No one can walk to the nearby 7-Eleven to buy a pack of smokes. They surrendered their cellphones when they joined the program. Even television use gets monitored. They’re in bed by 10 p.m.
More independence is given to those who live on the ground floor, which had only one resident the week of Jan. 27. They likely work. They can come and go. By that stage they are likely paying the $150 a week room and board.
“We got things we’re working on here; we’re growing like men,” said Kyle, who went through the program last year and is now the overnight manager.
Blueprint will have to go before city regulators in the next couple of months for a variance. Neighbors want the house shut down.
But the city is in a catch-22. Blueprint only needs a variance because it has on-site staff at the home. Were the same people living at the home without staff, they would meet the definition of a family in the city ordinance and bypass the need for a variance.
“We know that sober homes exist throughout the city,” said Jonathan Gerson, the executive director at Blueprint. “They’re all still operating.

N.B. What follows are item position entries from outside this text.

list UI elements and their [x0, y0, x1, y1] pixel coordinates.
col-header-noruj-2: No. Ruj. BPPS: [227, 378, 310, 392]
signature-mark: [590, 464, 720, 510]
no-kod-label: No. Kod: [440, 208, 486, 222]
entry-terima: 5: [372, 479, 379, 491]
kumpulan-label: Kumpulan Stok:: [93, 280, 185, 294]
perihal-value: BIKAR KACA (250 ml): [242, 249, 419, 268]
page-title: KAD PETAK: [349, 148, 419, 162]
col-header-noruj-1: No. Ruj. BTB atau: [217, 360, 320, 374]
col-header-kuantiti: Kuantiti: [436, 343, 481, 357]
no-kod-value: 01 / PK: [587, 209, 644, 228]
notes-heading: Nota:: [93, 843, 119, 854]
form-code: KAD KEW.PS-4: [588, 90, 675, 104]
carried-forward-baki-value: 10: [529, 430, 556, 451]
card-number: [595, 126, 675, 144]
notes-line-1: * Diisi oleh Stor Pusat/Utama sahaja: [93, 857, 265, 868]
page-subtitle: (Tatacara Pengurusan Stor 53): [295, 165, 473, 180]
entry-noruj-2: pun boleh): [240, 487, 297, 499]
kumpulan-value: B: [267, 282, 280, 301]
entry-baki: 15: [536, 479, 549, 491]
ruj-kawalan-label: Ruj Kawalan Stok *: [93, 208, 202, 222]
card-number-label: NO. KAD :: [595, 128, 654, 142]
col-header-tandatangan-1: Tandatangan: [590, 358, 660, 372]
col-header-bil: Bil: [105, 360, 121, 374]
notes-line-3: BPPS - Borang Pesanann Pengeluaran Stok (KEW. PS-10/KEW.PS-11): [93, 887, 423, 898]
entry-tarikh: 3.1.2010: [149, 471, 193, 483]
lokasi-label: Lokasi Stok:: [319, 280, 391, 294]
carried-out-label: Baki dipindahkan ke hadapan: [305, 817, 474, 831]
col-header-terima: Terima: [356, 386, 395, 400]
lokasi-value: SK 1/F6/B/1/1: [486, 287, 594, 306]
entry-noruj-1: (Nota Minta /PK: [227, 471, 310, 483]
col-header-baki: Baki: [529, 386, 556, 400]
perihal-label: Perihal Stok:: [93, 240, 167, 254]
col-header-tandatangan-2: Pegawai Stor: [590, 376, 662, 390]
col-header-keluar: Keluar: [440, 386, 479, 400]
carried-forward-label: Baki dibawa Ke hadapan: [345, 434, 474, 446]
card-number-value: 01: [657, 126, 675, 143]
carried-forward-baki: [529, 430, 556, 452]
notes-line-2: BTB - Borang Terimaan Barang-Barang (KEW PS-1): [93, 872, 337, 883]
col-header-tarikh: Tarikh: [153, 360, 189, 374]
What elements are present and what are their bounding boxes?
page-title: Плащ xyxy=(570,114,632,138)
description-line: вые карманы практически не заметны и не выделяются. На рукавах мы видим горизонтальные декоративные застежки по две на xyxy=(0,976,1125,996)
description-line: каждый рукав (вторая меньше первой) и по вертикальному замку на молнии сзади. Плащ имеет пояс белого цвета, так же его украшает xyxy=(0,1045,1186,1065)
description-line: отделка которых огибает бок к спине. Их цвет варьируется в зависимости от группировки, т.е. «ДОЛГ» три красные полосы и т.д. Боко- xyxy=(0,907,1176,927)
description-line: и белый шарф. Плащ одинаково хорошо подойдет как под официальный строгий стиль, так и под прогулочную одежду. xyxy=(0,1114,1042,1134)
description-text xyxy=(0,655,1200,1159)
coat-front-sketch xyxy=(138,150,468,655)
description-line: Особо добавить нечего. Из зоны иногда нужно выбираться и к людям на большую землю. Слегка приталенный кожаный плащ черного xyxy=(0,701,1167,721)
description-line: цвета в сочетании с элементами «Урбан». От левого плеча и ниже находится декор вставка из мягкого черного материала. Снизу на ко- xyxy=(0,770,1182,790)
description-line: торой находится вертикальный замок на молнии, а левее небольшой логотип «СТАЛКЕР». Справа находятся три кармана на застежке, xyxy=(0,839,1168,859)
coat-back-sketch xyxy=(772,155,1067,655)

The city hasn’t shut them down. Why? The city needs sober homes.”
Gerson owns an un-staffed sober-living home for women at a nearby address, 296 Orange St. It has no connection to Blueprint.
In short, these are people working on improvement. Probably more self-aware than most of us.
But what about neighborhood grandchildren?
I contacted an outsider, John Burns, who runs the SOS Recovery Community Organization on the Seacoast. He said he’s never seen anything that links people in recovery to higher rates of crime.
All sorts of sober homes exist, Burns said, and it’s important that they’re run correctly and certified. (Blueprint’s home is certified, according to paperwork it filed with the city.)
If someone does relapse, they’ll get kicked out of a sober home, Burns said. A well-run home would make sure they have a place to go – the Granite Pathways Doorway, a treatment program, a homeless shelter, if nothing else.
“I get why people are fearful,” Burns said.
They don’t know about recovery, so they think the worst. He invited them to visit his operation in Dover.
“Most of the neighbors,” he said, “don’t know it’s there.”